Projects that received funding included:
- A $1.05 million N.C. Department of Environmental Quality grant to principal investigator Raymond Tesiero, Ph.D., in support of two research projects that will provide cost-effective solutions to low-income housing challenges by helping homeowners save energy and reduce household expenses. This and other research and apprenticeship projects in clean energy were piloted alongside colleagues Balakrishna Gokaraju, Ph.D., and Greg Monty, Ph.D., whose work resulted in a major award from the U.S. Department of Commerce last week.
- A $600,000 USDA National Institute of Food and Agriculture grant to lead investigator Salam Ibrahim, Ph.D., will help establish an airborne virus transmission laboratory model to create and disseminate best practices to keep employees safe and address gaps in evidence-based decision-making that the COVID-19 pandemic revealed in the food-processing industry.
- A $473,615 National Oceanic and Atmospheric Administration grant to Leila Hashemi Beni, Ph.D., will support her team’s work to address gaps in flood extent mapping capabilities by using drones to gather data that is challenging to capture otherwise. The data will assist regional and federal agencies to better manage rescue operations and assess damages following a major storm event.
- A $324,000 National Institutes of Health National Institute of General Medical Sciences grant to lead investigator Yeoheung Yun, Ph.D., will expand previous Alzheimer’s disease research by supporting Yun’s development of a reproducible, 3D membrane-free neuro-gliovascular-immune system. If successful, this project will “reduce animal use, fill the scientific gap between in vitro and vivo models and accelerate drug screening and discovery.” Yun, who has also designed a brain mini model to study Alzheimer’s disease, won the 2022 O. Max Gardner Award, the top annual recognition for faculty members in the UNC System, for his contributions to the field of bioengineering.
- A $320,565 grant from the National Science Foundation (NSF) for collaborative research on speech science to improve automatic speech recognition systems that are becoming ubiquitous in modern life. Joseph D. Stephens, Ph.D., is the principal investigator for the project, which has received funding through the NSF Build and Broaden Program. “We will help the science to become more inclusive by investigating how human listeners understand variable speech, and will help diversify the field by increasing the capacity and involvement of students from groups that are underrepresented in speech science,” said Stephens.

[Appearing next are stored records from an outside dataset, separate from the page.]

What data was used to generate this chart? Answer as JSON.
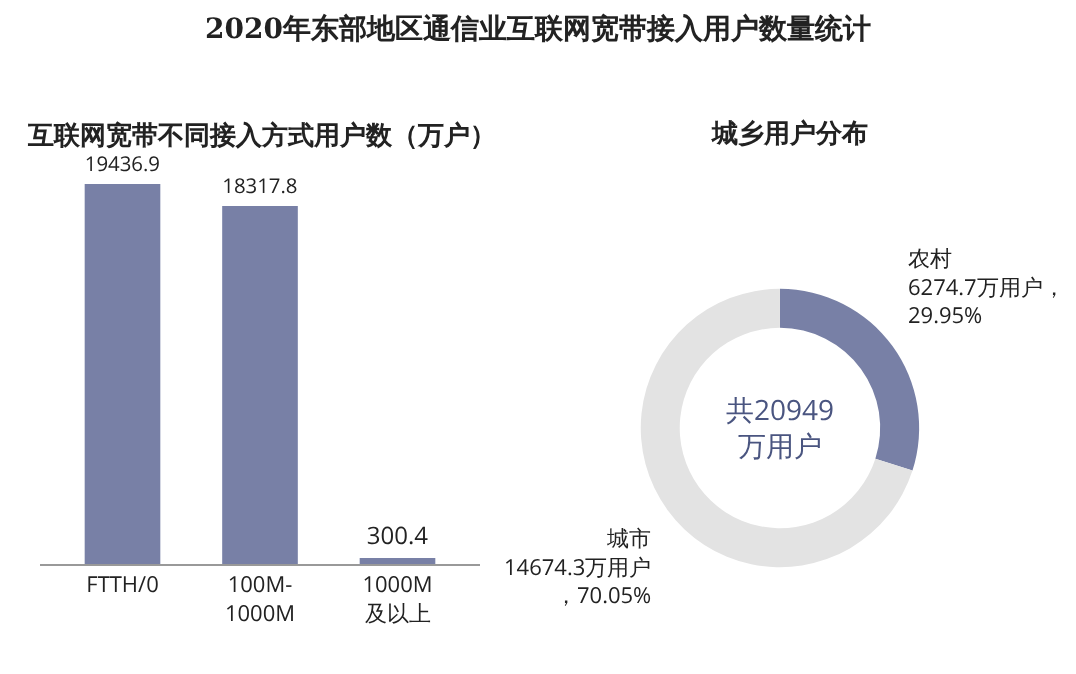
{
  "chart_data": [
    {
      "type": "bar",
      "title": "2020年东部地区通信业互联网宽带接入用户数量统计",
      "subtitle": "互联网宽带不同接入方式用户数（万户）",
      "categories": [
        "FTTH/0",
        "100M-1000M",
        "1000M及以上"
      ],
      "values": [
        19436.9,
        18317.8,
        300.4
      ],
      "color": "#7880a6",
      "data_labels": true,
      "tick_labels": "x"
    },
    {
      "type": "donut",
      "title": "城乡用户分布",
      "categories": [
        "农村",
        "城市"
      ],
      "values": [
        6274.7,
        14674.3
      ],
      "colors": [
        "#7880a6",
        "#e3e3e3"
      ],
      "value_labels": [
        "6274.7万用户，29.95%",
        "14674.3万用户，70.05%"
      ],
      "annotations": [
        "共20949万用户"
      ]
    }
  ]
}
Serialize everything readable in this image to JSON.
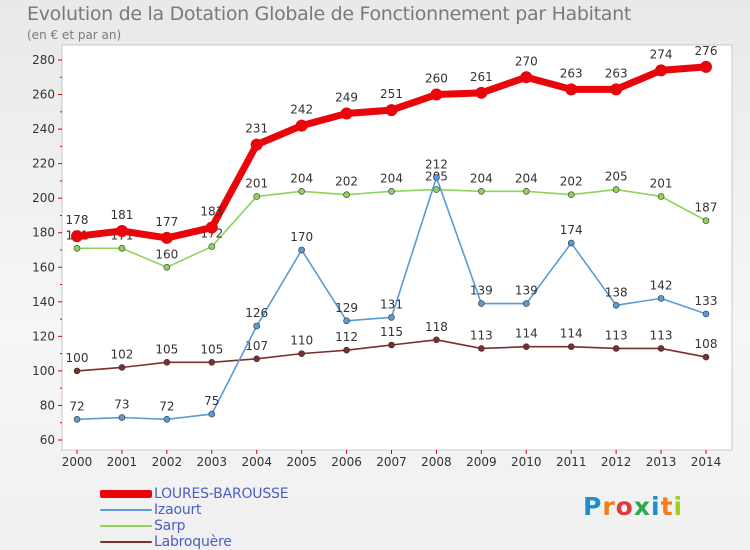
{
  "title": "Evolution de la Dotation Globale de Fonctionnement par Habitant",
  "subtitle": "(en € et par an)",
  "logo": {
    "letters": [
      "P",
      "r",
      "o",
      "x",
      "i",
      "t",
      "i"
    ],
    "colors": [
      "#1b8fd1",
      "#f07f1b",
      "#e23a3a",
      "#2aa84a",
      "#1b8fd1",
      "#f07f1b",
      "#9ad11b"
    ]
  },
  "chart_data": {
    "type": "line",
    "title": "Evolution de la Dotation Globale de Fonctionnement par Habitant",
    "ylabel": "(en € et par an)",
    "xlabel": "",
    "x": [
      "2000",
      "2001",
      "2002",
      "2003",
      "2004",
      "2005",
      "2006",
      "2007",
      "2008",
      "2009",
      "2010",
      "2011",
      "2012",
      "2013",
      "2014"
    ],
    "ylim": [
      60,
      280
    ],
    "yticks": [
      60,
      80,
      100,
      120,
      140,
      160,
      180,
      200,
      220,
      240,
      260,
      280
    ],
    "grid": false,
    "legend_position": "bottom-left",
    "series": [
      {
        "name": "Sarp",
        "color": "#8fd35a",
        "values": [
          171,
          171,
          160,
          172,
          201,
          204,
          202,
          204,
          205,
          204,
          204,
          202,
          205,
          201,
          187
        ],
        "labels": [
          "171",
          "171",
          "160",
          "172",
          "201",
          "204",
          "202",
          "204",
          "205",
          "204",
          "204",
          "202",
          "205",
          "201",
          "187"
        ]
      },
      {
        "name": "Labroquère",
        "color": "#7a2f2f",
        "values": [
          100,
          102,
          105,
          105,
          107,
          110,
          112,
          115,
          118,
          113,
          114,
          114,
          113,
          113,
          108
        ],
        "labels": [
          "100",
          "102",
          "105",
          "105",
          "107",
          "110",
          "112",
          "115",
          "118",
          "113",
          "114",
          "114",
          "113",
          "113",
          "108"
        ]
      },
      {
        "name": "Izaourt",
        "color": "#5b9bd5",
        "values": [
          72,
          73,
          72,
          75,
          126,
          170,
          129,
          131,
          212,
          139,
          139,
          174,
          138,
          142,
          133
        ],
        "labels": [
          "72",
          "73",
          "72",
          "75",
          "126",
          "170",
          "129",
          "131",
          "212",
          "139",
          "139",
          "174",
          "138",
          "142",
          "133"
        ]
      },
      {
        "name": "LOURES-BAROUSSE",
        "color": "#e8060a",
        "values": [
          178,
          181,
          177,
          183,
          231,
          242,
          249,
          251,
          260,
          261,
          270,
          263,
          263,
          274,
          276
        ],
        "labels": [
          "178",
          "181",
          "177",
          "183",
          "231",
          "242",
          "249",
          "251",
          "260",
          "261",
          "270",
          "263",
          "263",
          "274",
          "276"
        ]
      }
    ]
  },
  "legend": [
    {
      "name": "LOURES-BAROUSSE",
      "color": "#e8060a",
      "thickness": 8
    },
    {
      "name": "Izaourt",
      "color": "#5b9bd5",
      "thickness": 2
    },
    {
      "name": "Sarp",
      "color": "#8fd35a",
      "thickness": 2
    },
    {
      "name": "Labroquère",
      "color": "#7a2f2f",
      "thickness": 2
    }
  ]
}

“Our faculty are deepening their leadership and reputations across numerous areas of scientific interest, both on their own and in collaboration with peers across campus and around the country,” said Vice Chancellor for Research and Economic Development Eric Muth, Ph.D. “The growth for which they were responsible last year is not only great for the projects they’re involved in now, but for those they will pursue in the future.”
Research funding is already off to a brisk start in the current fiscal year, with a $23.7 million American Rescue Plan Good Jobs Challenge grant announced last week from the U.S. Department of Commerce to create an energy workforce training program.Additional funding for A&T to work with other state and historically Black universities to diversify and expand the research workforce – as well as study in partnership with other North Carolina universities the microbial communities that inhabit the structures in which we live, work and play – will be announced today.